Confermato: Italia schiava degli Usa

Servi, servi, servi. Questo siamo per gli Americani, che giustamente trattano l’Italia da padroni in casa altrui. I cablo di Wikileaks pubblicati dall’Espresso e da Repubblica non sembrano lasciare adito a dubbi: il governo Berlusconi si è prostrato come uno stuoino davanti a tutte le richieste, pardon diktat, degli Stati Uniti. Intendiamoci: la battaglia ingaggiata dalla stampa repubblichina contro il ducetto di Arcore omette di ricordare che, pur se con minore facilità data la presenza dei guastafeste di estrema sinistra, anche un governo gradito a Carlo De Benedetti si sarebbe messo sull’attenti di fronte all’arroganza da panzer di Washington. Ma il servilismo di Roma è tanto peggiore proprio perché trasversale.
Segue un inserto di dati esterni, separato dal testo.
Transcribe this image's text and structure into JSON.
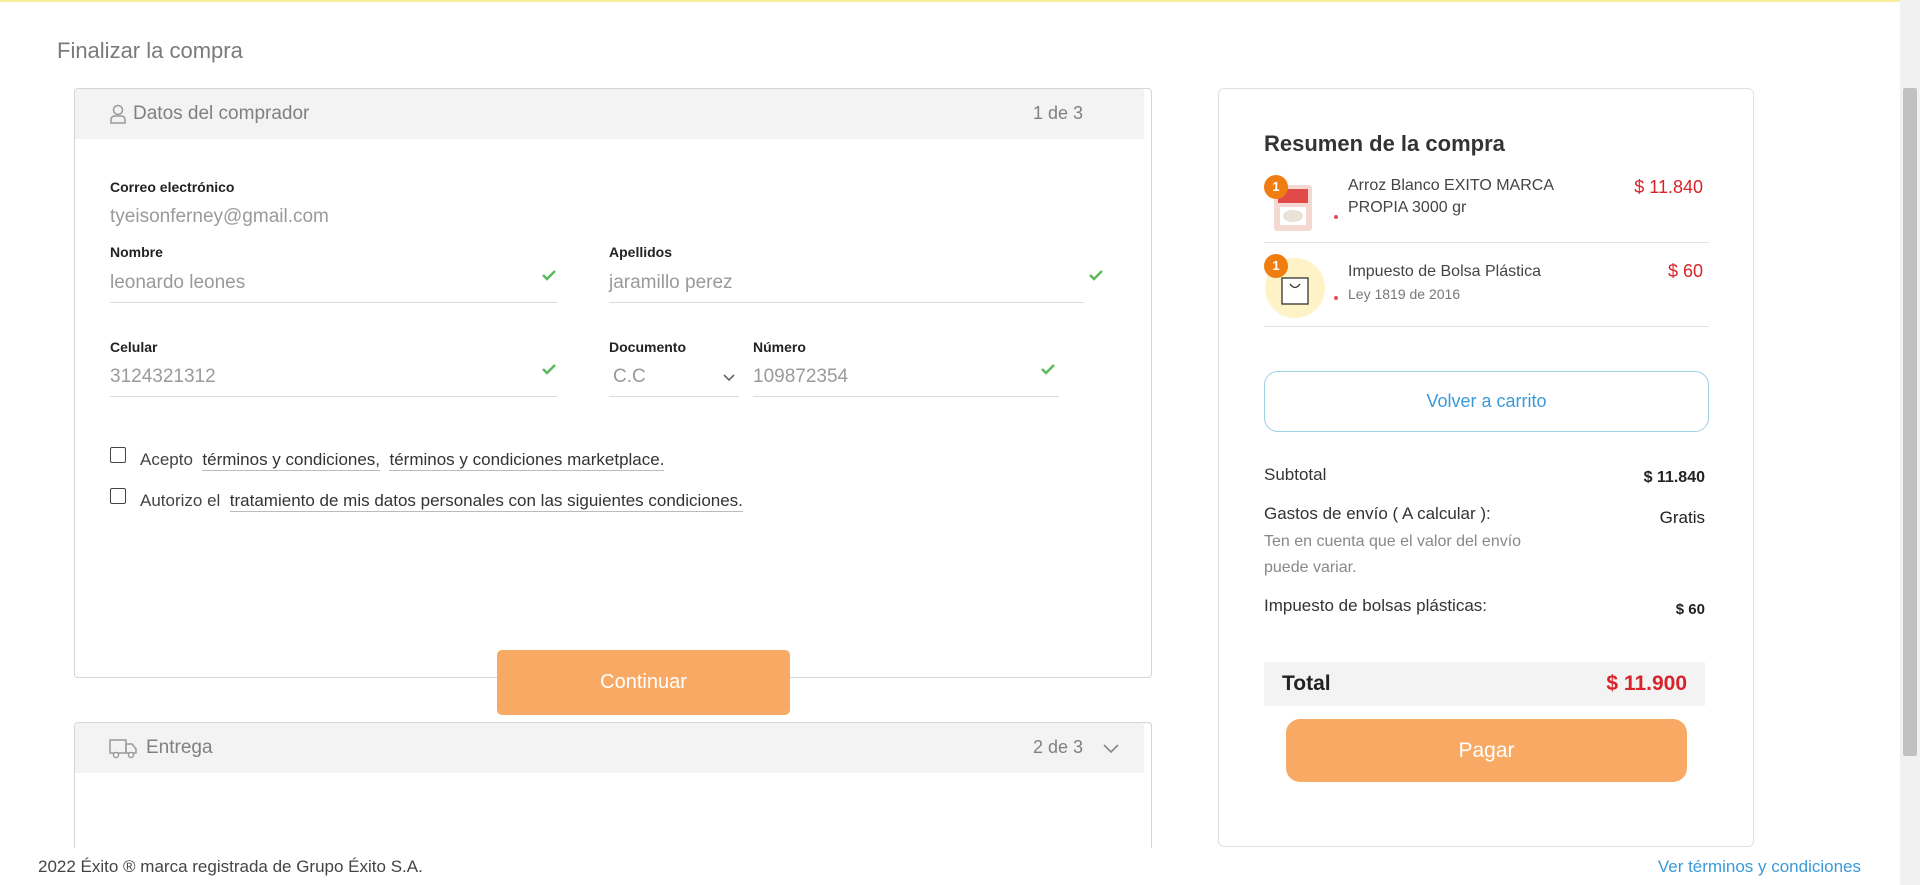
{
  "page": {
    "title": "Finalizar la compra"
  },
  "buyer": {
    "header_title": "Datos del comprador",
    "step": "1 de 3",
    "email": {
      "label": "Correo electrónico",
      "value": "tyeisonferney@gmail.com"
    },
    "first_name": {
      "label": "Nombre",
      "value": "leonardo leones"
    },
    "last_name": {
      "label": "Apellidos",
      "value": "jaramillo perez"
    },
    "phone": {
      "label": "Celular",
      "value": "3124321312"
    },
    "document": {
      "label": "Documento",
      "value": "C.C"
    },
    "number": {
      "label": "Número",
      "value": "109872354"
    },
    "terms": {
      "prefix": "Acepto",
      "link1": "términos y condiciones,",
      "link2": "términos y condiciones marketplace."
    },
    "privacy": {
      "prefix": "Autorizo el",
      "link": "tratamiento de mis datos personales con las siguientes condiciones."
    },
    "continue_label": "Continuar"
  },
  "delivery": {
    "header_title": "Entrega",
    "step": "2 de 3"
  },
  "summary": {
    "title": "Resumen de la compra",
    "items": [
      {
        "qty": "1",
        "name": "Arroz Blanco EXITO MARCA PROPIA 3000 gr",
        "sub": "",
        "price": "$ 11.840"
      },
      {
        "qty": "1",
        "name": "Impuesto de Bolsa Plástica",
        "sub": "Ley 1819 de 2016",
        "price": "$ 60"
      }
    ],
    "back_label": "Volver a carrito",
    "subtotal_label": "Subtotal",
    "subtotal_value": "$ 11.840",
    "shipping_label": "Gastos de envío ( A calcular ):",
    "shipping_value": "Gratis",
    "shipping_note": "Ten en cuenta que el valor del envío puede variar.",
    "bag_tax_label": "Impuesto de bolsas plásticas:",
    "bag_tax_value": "$ 60",
    "total_label": "Total",
    "total_value": "$ 11.900",
    "pay_label": "Pagar"
  },
  "footer": {
    "copyright": "2022 Éxito ® marca registrada de Grupo Éxito S.A.",
    "terms_link": "Ver términos y condiciones"
  },
  "colors": {
    "accent_orange": "#f8aa65",
    "price_red": "#d8232a",
    "link_blue": "#3a9ad9",
    "check_green": "#5cb85c",
    "badge_orange": "#ef7d12"
  }
}
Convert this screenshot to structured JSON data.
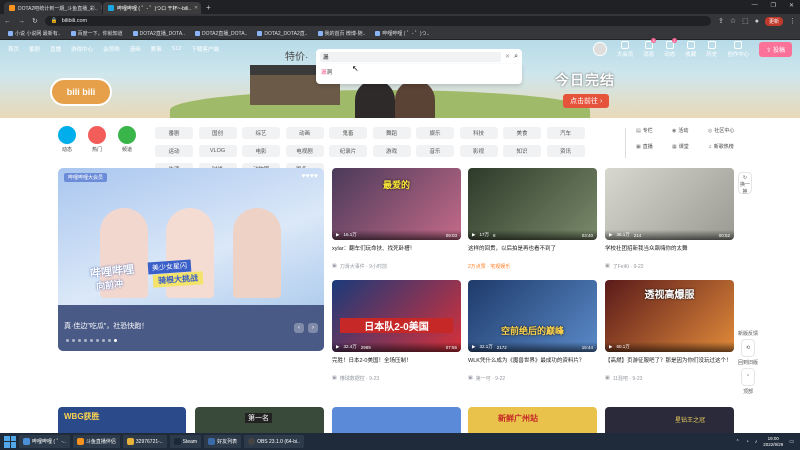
{
  "browser": {
    "tabs": [
      {
        "title": "DOTA2吧统计到一期_斗鱼直播_彩..",
        "active": false
      },
      {
        "title": "哔哩哔哩 ( ゜- ゜)つロ 干杯~-bili..",
        "active": true
      }
    ],
    "new_tab": "+",
    "window_controls": [
      "—",
      "❐",
      "✕"
    ],
    "url": "bilibili.com",
    "update_label": "更新",
    "bookmarks": [
      "小说 小说网 最新有..",
      "百度一下，你就知道",
      "DOTA2直播_DOTA..",
      "DOTA2直播_DOTA..",
      "DOTA2_DOTA2直..",
      "我的首页 微博-随..",
      "哔哩哔哩 ( ゜- ゜)つ.."
    ]
  },
  "topnav": {
    "left": [
      "首页",
      "番剧",
      "直播",
      "游戏中心",
      "会员购",
      "漫画",
      "赛事",
      "S12",
      "下载客户端"
    ],
    "right": [
      {
        "label": "大会员",
        "badge": ""
      },
      {
        "label": "消息",
        "badge": "4"
      },
      {
        "label": "动态",
        "badge": "1"
      },
      {
        "label": "收藏",
        "badge": ""
      },
      {
        "label": "历史",
        "badge": ""
      },
      {
        "label": "创作中心",
        "badge": ""
      }
    ],
    "upload_label": "投稿"
  },
  "search": {
    "value": "漏",
    "clear": "✕",
    "suggestion_highlight": "漏",
    "suggestion_rest": "洞"
  },
  "banner": {
    "calligraphy": "特价·",
    "headline": "今日完结",
    "button": "点击前往 ›",
    "logo": "bili bili",
    "sign": "2022"
  },
  "quick_links": [
    {
      "label": "动态",
      "color": "#00aeec"
    },
    {
      "label": "热门",
      "color": "#f25d59"
    },
    {
      "label": "频道",
      "color": "#39b54a"
    }
  ],
  "channels": [
    "番剧",
    "国创",
    "综艺",
    "动画",
    "鬼畜",
    "舞蹈",
    "娱乐",
    "科技",
    "美食",
    "汽车",
    "运动",
    "VLOG",
    "电影",
    "电视剧",
    "纪录片",
    "游戏",
    "音乐",
    "影视",
    "知识",
    "资讯",
    "生活",
    "时尚",
    "动物圈",
    "更多 ⌄"
  ],
  "side_links": [
    "专栏",
    "活动",
    "社区中心",
    "直播",
    "课堂",
    "新歌热榜"
  ],
  "carousel": {
    "tag": "哔哩哔哩大会员",
    "hearts": "♥♥♥♥",
    "title_line1": "哔哩哔哩",
    "title_line2": "美少女星闪",
    "title_line3": "骑根大挑战",
    "sub": "向前冲",
    "caption": "真·佳边\"吃瓜\"，社恐快跑！",
    "prev": "‹",
    "next": "›",
    "dots": 9,
    "active_dot": 8
  },
  "videos": [
    {
      "title": "xylar：翻车们玩命扶、找死卧槽！",
      "author": "刀滑大事件 · 9小时前",
      "views": "16.1万",
      "danmaku": "",
      "duration": "09:03",
      "overlay": "最爱的",
      "orange": false
    },
    {
      "title": "这样的回贯，以后拍是再也看不到了",
      "author": "2万点赞 · 宅观娱乐",
      "views": "17万",
      "danmaku": "8",
      "duration": "03:40",
      "overlay": "",
      "orange": true
    },
    {
      "title": "学校社团招新我当众飙嗨你的太舞",
      "author": "了FeiKi · 9-22",
      "views": "36.1万",
      "danmaku": "214",
      "duration": "00:52",
      "overlay": "",
      "orange": false
    },
    {
      "title": "完胜！日本2-0美国！全场压制！",
      "author": "懂球数据控 · 9-23",
      "views": "32.4万",
      "danmaku": "2989",
      "duration": "07:55",
      "overlay": "日本队2-0美国",
      "orange": false
    },
    {
      "title": "WLK凭什么成为《魔兽世界》最成功的资料片？",
      "author": "第一可 · 9-22",
      "views": "32.1万",
      "danmaku": "2172",
      "duration": "15:44",
      "overlay": "空前绝后的巅峰",
      "orange": false
    },
    {
      "title": "【高燃】页游征服吧了？那是因为你们没玩过这个！",
      "author": "11混吧 · 9-23",
      "views": "60.1万",
      "danmaku": "",
      "duration": "",
      "overlay": "透视高爆服",
      "orange": false
    }
  ],
  "side_float": {
    "refresh": "换一换",
    "new": "新版反馈",
    "old": "回到旧版",
    "top": "顶部"
  },
  "bottom_row_overlays": [
    "WBG获胜",
    "第一名",
    "",
    "新鲜广州站",
    "",
    "星钻王之冠"
  ],
  "taskbar": {
    "items": [
      "哔哩哔哩 ( ゜-..",
      "斗鱼直播伴侣",
      "32976721-..",
      "Steam",
      "好友列表",
      "OBS 23.1.0 (64-bi.."
    ],
    "time": "19:00",
    "date": "2022/9/29"
  },
  "colors": {
    "brand_pink": "#fb7299",
    "brand_blue": "#00aeec",
    "taskbar": "#1f2b3a"
  }
}
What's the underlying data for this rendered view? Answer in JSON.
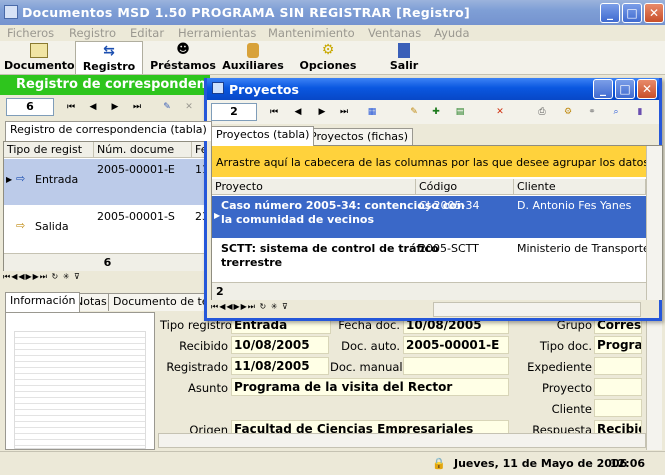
{
  "window": {
    "title": "Documentos MSD 1.50 PROGRAMA SIN REGISTRAR [Registro]",
    "min": "_",
    "max": "□",
    "close": "✕"
  },
  "menu": [
    "Ficheros",
    "Registro",
    "Editar",
    "Herramientas",
    "Mantenimiento",
    "Ventanas",
    "Ayuda"
  ],
  "toolbar": [
    "Documentos",
    "Registro",
    "Préstamos",
    "Auxiliares",
    "Opciones",
    "Salir"
  ],
  "registro": {
    "header": "Registro de correspondencia",
    "count": "6",
    "tabs": [
      "Registro de correspondencia (tabla)",
      "Re"
    ],
    "columns": [
      "Tipo de regist",
      "Núm. docume",
      "Fe"
    ],
    "rows": [
      {
        "tipo": "Entrada",
        "num": "2005-00001-E",
        "fe": "11"
      },
      {
        "tipo": "Salida",
        "num": "2005-00001-S",
        "fe": "23"
      }
    ],
    "footer_count": "6"
  },
  "detail": {
    "tabs": [
      "Información",
      "Notas",
      "Documento de text"
    ],
    "labels": {
      "tipo": "Tipo registro",
      "fecha": "Fecha doc.",
      "grupo": "Grupo",
      "recibido": "Recibido",
      "auto": "Doc. auto.",
      "tipodoc": "Tipo doc.",
      "registrado": "Registrado",
      "manual": "Doc. manual",
      "expediente": "Expediente",
      "asunto": "Asunto",
      "proyecto": "Proyecto",
      "cliente": "Cliente",
      "origen": "Origen",
      "respuesta": "Respuesta"
    },
    "values": {
      "tipo": "Entrada",
      "fecha": "10/08/2005",
      "grupo": "Corresp",
      "recibido": "10/08/2005",
      "auto": "2005-00001-E",
      "tipodoc": "Progran",
      "registrado": "11/08/2005",
      "manual": "",
      "expediente": "",
      "asunto": "Programa de la visita del Rector",
      "proyecto": "",
      "cliente": "",
      "origen": "Facultad de Ciencias Empresariales",
      "respuesta": "Recibid"
    }
  },
  "status": {
    "date": "Jueves, 11 de Mayo de 2006",
    "time": "12:06"
  },
  "proyectos": {
    "title": "Proyectos",
    "count": "2",
    "tabs": [
      "Proyectos (tabla)",
      "Proyectos (fichas)"
    ],
    "group_hint": "Arrastre aquí la cabecera de las columnas por las que desee agrupar los datos",
    "columns": [
      "Proyecto",
      "Código",
      "Cliente"
    ],
    "rows": [
      {
        "proyecto": "Caso número 2005-34: contencioso con",
        "proyecto2": "la comunidad de vecinos",
        "codigo": "CJ-2005-34",
        "cliente": "D. Antonio Fes Yanes"
      },
      {
        "proyecto": "SCTT: sistema de control de tráfico",
        "proyecto2": "trerrestre",
        "codigo": "2005-SCTT",
        "cliente": "Ministerio de Transportes"
      }
    ],
    "footer_count": "2"
  },
  "colors": {
    "green": "#2ec51d",
    "xp_blue": "#0a57e0",
    "selected": "#3a68c8",
    "yellow": "#ffd23c"
  }
}
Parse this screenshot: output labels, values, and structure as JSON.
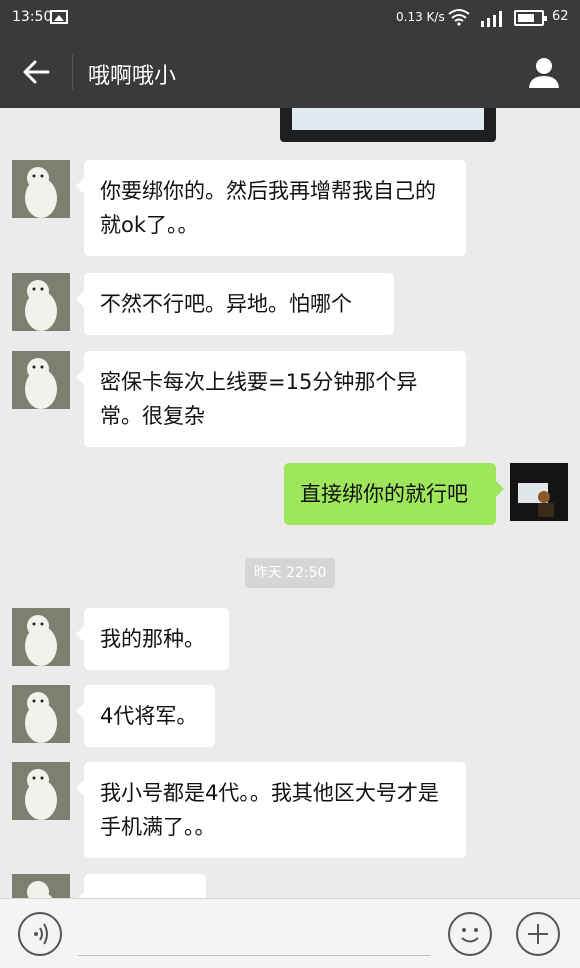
{
  "status": {
    "time": "13:50",
    "speed": "0.13 K/s",
    "battery": "62"
  },
  "header": {
    "title": "哦啊哦小"
  },
  "messages": [
    {
      "side": "left",
      "text": "你要绑你的。然后我再增帮我自己的就ok了。。"
    },
    {
      "side": "left",
      "text": "不然不行吧。异地。怕哪个"
    },
    {
      "side": "left",
      "text": "密保卡每次上线要=15分钟那个异常。很复杂"
    },
    {
      "side": "right",
      "text": "直接绑你的就行吧"
    },
    {
      "side": "left",
      "text": "我的那种。"
    },
    {
      "side": "left",
      "text": "4代将军。"
    },
    {
      "side": "left",
      "text": "我小号都是4代。。我其他区大号才是手机满了。。"
    }
  ],
  "timestamp": "昨天 22:50",
  "colors": {
    "bar": "#3a3a3c",
    "chat_bg": "#ebebeb",
    "mine_bubble": "#9ee65b"
  }
}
La lista dei signorsì è lunga. Una selezione dei più indecorosi: in Afghanistan aumento stabile del numero di soldati da 2.600 a 4.200, invio di altri aerei ed elicotteri da combattimento, eliminazione dei “caveat” che impedivano l’impiego di nostre truppe al fianco dei marines in azioni offensive e, umiliandoci come i soliti italiani vigliacchi quali siamo, la perentoria richiesta di finirla di pagare tangenti in denaro a talebani e capi-tribù pur di evitare attentati. Riguardo l’Iran, l’impegno a non stipulare nuovi contratti, noi che siamo uno dei primi partner commerciali del paese degli ayatollah. Accettazione entusiasta, puntualmente verificatasi, di prigionieri provenienti dal carcere horror di Guantanamo, e non solo quelli precedentemente risiedenti in Italia, ma anche altri per i quali si è trovato un apposito escamotage giuridico (cioè se coinvolti in inchieste penali italiane). A Sigonella, mandare in porto la dislocazione dei Global Hawk, ricognitori teleguidati che possono spiare oltre le linee nemiche, già approvata dal governo Prodi. A Niscemi, in provincia di Caltanisetta, zittire la popolazione contraria all’antenna Muos, snodo di un sistema planetario di comunicazione per raggiungere i contingenti Usa in ogni parte del globo. A Camp Derby, ottenere rassicurazioni sullo stoccaggio delle cluster bomb, micidiali ordigni che una volta esplosi trasformano il terreno circostante un inferno di mine: il sottosegretario alla presidenza del consiglio Letta conferma che non ci saranno problemi, e infatti, al trattato internazionale che mette al bando questa tipologia di bombe, manca ancora la firma del nostro paese.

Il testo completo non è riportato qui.